Le mal d’amour : une douleur bien réelle
Franchement, j’en ai parlé avec mon pote Julien la semaine dernière. Il me disait un truc genre : “C’est dingue, on dirait que t’as la grippe mais sans virus”. Et il avait pas tort. Fatigue, plus d’appétit (ou boulimie de Kinder, ça dépend), isolement, crises de larmes à 2h du mat’ devant des photos WhatsApp…
Bref, c’est pas juste “être triste”. C’est une tempête émotionnelle où t’as l’impression que plus rien n’a de sens. Bah ouais, c’est ça le mal d’amour.
Pourquoi ça fait aussi mal, bordel ?
Notre cerveau, ce traître chimique
Tiens, un truc que j’ai appris récemment (merci à une psy sur Insta) : notre cerveau libère de la dopamine et de l’ocytocine quand on est amoureux. Un vrai cocktail du bonheur. Et quand ça s’arrête ? Paf, sevrage brutal. Comme une drogue. Sauf que t’as pas choisi d’arrêter.
Du coup, le corps entre en mode panique : anxiété, insomnie, douleurs thoraciques (si si), et même baisse du système immunitaire. Tu tombes malade plus vite. La totale.
Les souvenirs, ces enfoirés
Tu passes devant un resto où vous aviez dîné ? Bam, une claque. Une chanson à la radio ? Re-bam. C’est comme si chaque détail banal devenait un poignard émotionnel. Et plus t’essaies de pas y penser, plus ça revient.

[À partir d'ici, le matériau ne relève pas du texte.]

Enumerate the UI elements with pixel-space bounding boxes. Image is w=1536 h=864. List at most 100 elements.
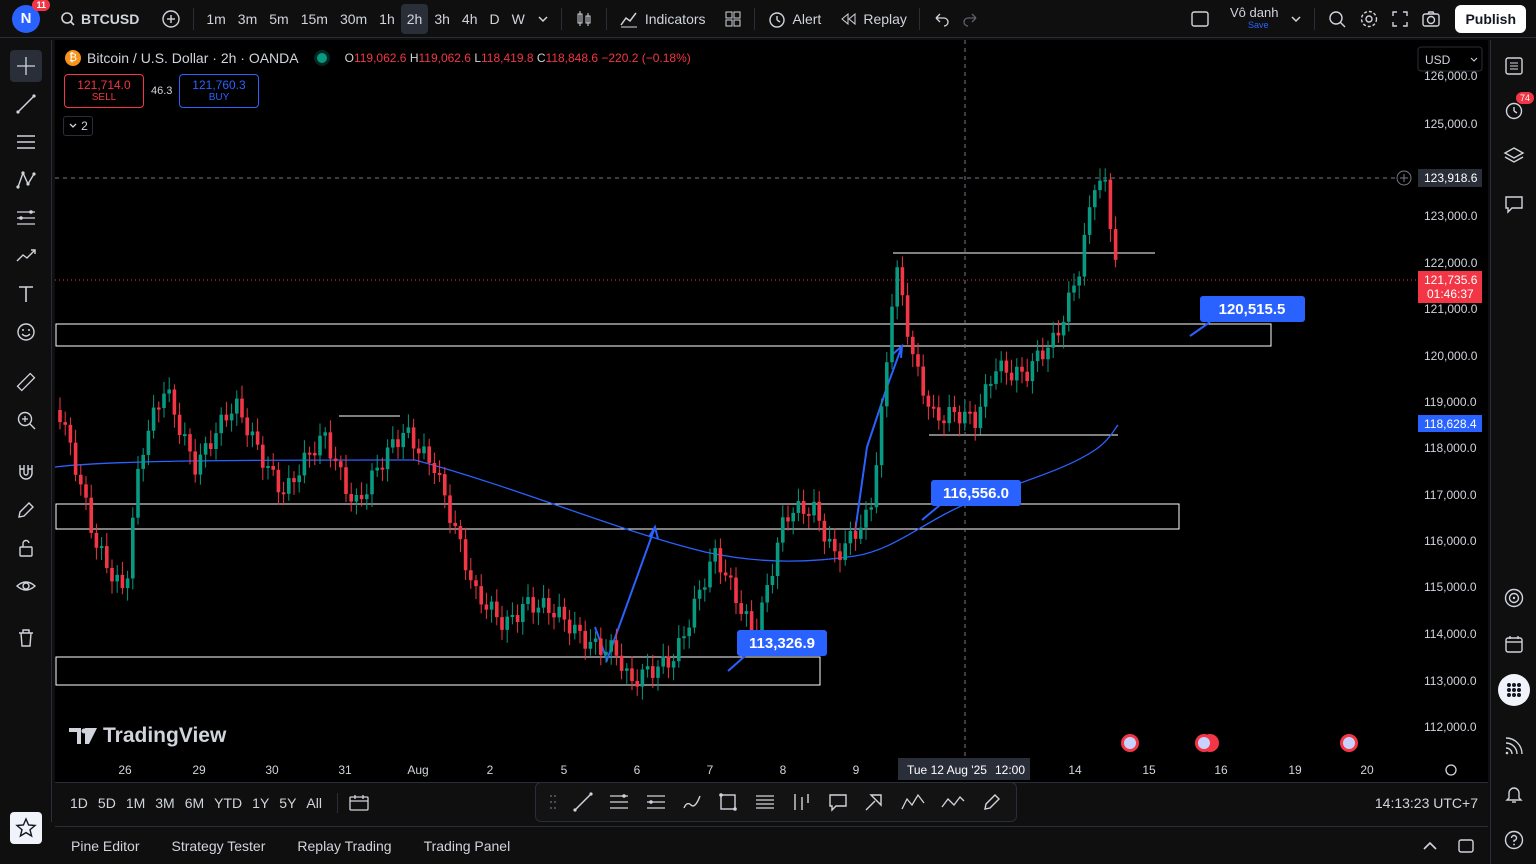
range-1m[interactable]: 1M: [121, 795, 150, 811]
chats-button[interactable]: [1498, 188, 1530, 220]
indicator-collapse-toggle[interactable]: 2: [63, 116, 93, 136]
help-button[interactable]: [1498, 824, 1530, 856]
settings-button[interactable]: [1353, 4, 1385, 34]
range-all[interactable]: All: [301, 795, 327, 811]
replay-button[interactable]: Replay: [833, 4, 913, 34]
timeframe-1h[interactable]: 1h: [373, 4, 401, 34]
range-5y[interactable]: 5Y: [274, 795, 301, 811]
user-avatar[interactable]: N 11: [12, 0, 50, 33]
text-tool[interactable]: [10, 278, 42, 310]
forecast-tool[interactable]: [10, 240, 42, 272]
stay-in-drawing-tool[interactable]: [10, 494, 42, 526]
remove-drawings-tool[interactable]: [10, 622, 42, 654]
tab-replay-trading[interactable]: Replay Trading: [281, 838, 407, 854]
zone-upper[interactable]: [55, 323, 1272, 347]
timeframe-3h[interactable]: 3h: [428, 4, 456, 34]
range-ytd[interactable]: YTD: [209, 795, 247, 811]
range-1d[interactable]: 1D: [65, 795, 93, 811]
fullscreen-layout-toggle[interactable]: [1184, 4, 1216, 34]
chart-canvas[interactable]: 120,515.5 116,556.0 113,326.9 TradingVie…: [54, 40, 1488, 782]
price-callout-2[interactable]: 116,556.0: [921, 480, 1021, 521]
channel-icon[interactable]: [645, 791, 667, 813]
fibonacci-icon[interactable]: [608, 791, 630, 813]
timeframe-15m[interactable]: 15m: [295, 4, 334, 34]
products-button[interactable]: [1498, 674, 1530, 706]
time-axis-settings-button[interactable]: [1445, 764, 1457, 776]
chevron-up-icon[interactable]: [1420, 836, 1440, 856]
rectangle-icon[interactable]: [717, 791, 739, 813]
emoji-tool[interactable]: [10, 316, 42, 348]
trend-line-tool[interactable]: [10, 88, 42, 120]
crosshair-tool[interactable]: [10, 50, 42, 82]
fib-tool[interactable]: [10, 202, 42, 234]
drag-handle-icon[interactable]: [549, 793, 557, 811]
timeframe-4h[interactable]: 4h: [456, 4, 484, 34]
elliott-wave-icon[interactable]: [900, 791, 926, 813]
chart-pane[interactable]: 120,515.5 116,556.0 113,326.9 TradingVie…: [54, 40, 1488, 782]
stream-button[interactable]: [1498, 730, 1530, 762]
hide-drawings-tool[interactable]: [10, 570, 42, 602]
timeframe-dropdown[interactable]: [531, 4, 555, 34]
fullscreen-button[interactable]: [1385, 4, 1415, 34]
go-to-date-button[interactable]: [348, 793, 370, 813]
tab-strategy-tester[interactable]: Strategy Tester: [155, 838, 281, 854]
layout-name-button[interactable]: Vô danh Save: [1224, 4, 1284, 34]
maximize-panel-icon[interactable]: [1456, 836, 1476, 856]
range-3m[interactable]: 3M: [150, 795, 179, 811]
brush-icon[interactable]: [681, 791, 703, 813]
symbol-search[interactable]: BTCUSD: [54, 4, 145, 34]
chart-legend[interactable]: ₿ Bitcoin / U.S. Dollar · 2h · OANDA O11…: [65, 50, 691, 66]
object-tree-button[interactable]: [1498, 140, 1530, 172]
arrow-pen-icon[interactable]: [863, 791, 885, 813]
measure-tool[interactable]: [10, 366, 42, 398]
snapshot-button[interactable]: [1415, 4, 1447, 34]
long-position-icon[interactable]: [790, 791, 812, 813]
range-1y[interactable]: 1Y: [247, 795, 274, 811]
indicators-button[interactable]: Indicators: [613, 4, 712, 34]
price-axis[interactable]: USD 126,000.0 125,000.0 123,000.0 122,000.0…: [1396, 46, 1483, 734]
callout-icon[interactable]: [827, 791, 849, 813]
horizontal-lines-tool[interactable]: [10, 126, 42, 158]
sell-button[interactable]: 121,714.0 SELL: [64, 74, 144, 108]
tab-pine-editor[interactable]: Pine Editor: [55, 838, 155, 854]
economic-event-flag[interactable]: [1340, 734, 1358, 752]
projection-arrow-1[interactable]: [594, 524, 659, 663]
trend-line-icon[interactable]: [572, 791, 594, 813]
timeframe-3m[interactable]: 3m: [232, 4, 263, 34]
zoom-in-tool[interactable]: [10, 404, 42, 436]
economic-event-flag[interactable]: [1121, 734, 1139, 752]
economic-event-flag[interactable]: [1195, 734, 1219, 752]
calendar-button[interactable]: [1498, 628, 1530, 660]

Pfff… moi j’ai jeté un pull qui avait son parfum. Un vieux hoodie, tout doux. Mais impossible de le garder. Trop de flashbacks.
Comment le mal d’amour se manifeste au quotidien
Perte de motivation
Tu te lèves, mais pourquoi faire ? Le boulot devient un fardeau, même faire les courses paraît inutile. J’ai passé une semaine à commander uniquement des pizzas et des nouilles instantanées. Pas par flemme. Juste... plus rien m’importait.
Isolement social
T’as pas envie de voir les autres. Même tes potes te saoulent un peu. Ils veulent bien faire, mais parfois ils disent des trucs débiles genre “Tu méritais mieux” ou “Tu verras, le temps guérit tout”. (Spoiler : c’est vrai, mais sur le moment, t’as juste envie de leur balancer un coussin.)
Boucle de rumination
Et alors là, c’est le pompon. Tu rejoues les scènes dans ta tête. Les disputes. Les non-dits. Tu te demandes “Et si j’avais fait ci ?” ou “Pourquoi j’ai dit ça ?”. Un vrai film mental qui tourne en boucle, sans fin.
Peut-on guérir du mal d’amour ?
Le temps, ce bâtard lent
Bon, faut le dire : oui, le temps aide. Mais c’est lent. Parfois très lent. Et ça passe par des phases. Au début, c’est la chute libre. Ensuite, y’a une sorte de plateau. Tu crois que t’es sorti du tunnel, mais non, tu replonges un soir sans prévenir. Et puis un jour, t’entends SON prénom, et… rien. Silence intérieur. Là tu te dis : Ah tiens, je crois que ça va mieux.
L’écriture, la thérapie, le sport…
Perso, j’ai tenu un journal. Pas un truc trop réfléchi, juste balancer ce que j’avais sur le cœur. Ça fait du bien. Y’en a qui courent, d’autres qui voyagent, ou qui se lancent dans un projet (genre coder un site sur les ruptures, why not).
Et puis la thérapie, ça aide. Je pensais pas dire ça un jour, mais parler à quelqu’un d’extérieur, ça fait du bien. Moins de jugements, plus de clarté.
Une rupture, c’est aussi une (re)naissance ?
Tiens, une dernière réflexion que j’ai eue (et que je dois à Clara, une collègue en or) : “Tu perds quelqu’un, mais tu récupères une part de toi.” Et c’est vrai. Dans le mal d’amour, tu redécouvres qui tu es sans l’autre. T’as plus de place pour tes envies, tes potes, ta vie.
Bon, c’est pas immédiat hein. Mais à force, tu construis une version de toi plus solide. Moins naïve peut-être, mais plus libre.
Alors voilà. Le mal d’amour, c’est pas qu’un concept romantique. C’est une vraie douleur, qui te prend aux tripes et qui peut te transformer. Et même si t’as l’impression que ça va jamais passer, crois-moi : un jour, tu respires à nouveau. Et ce jour-là, t’as gagné.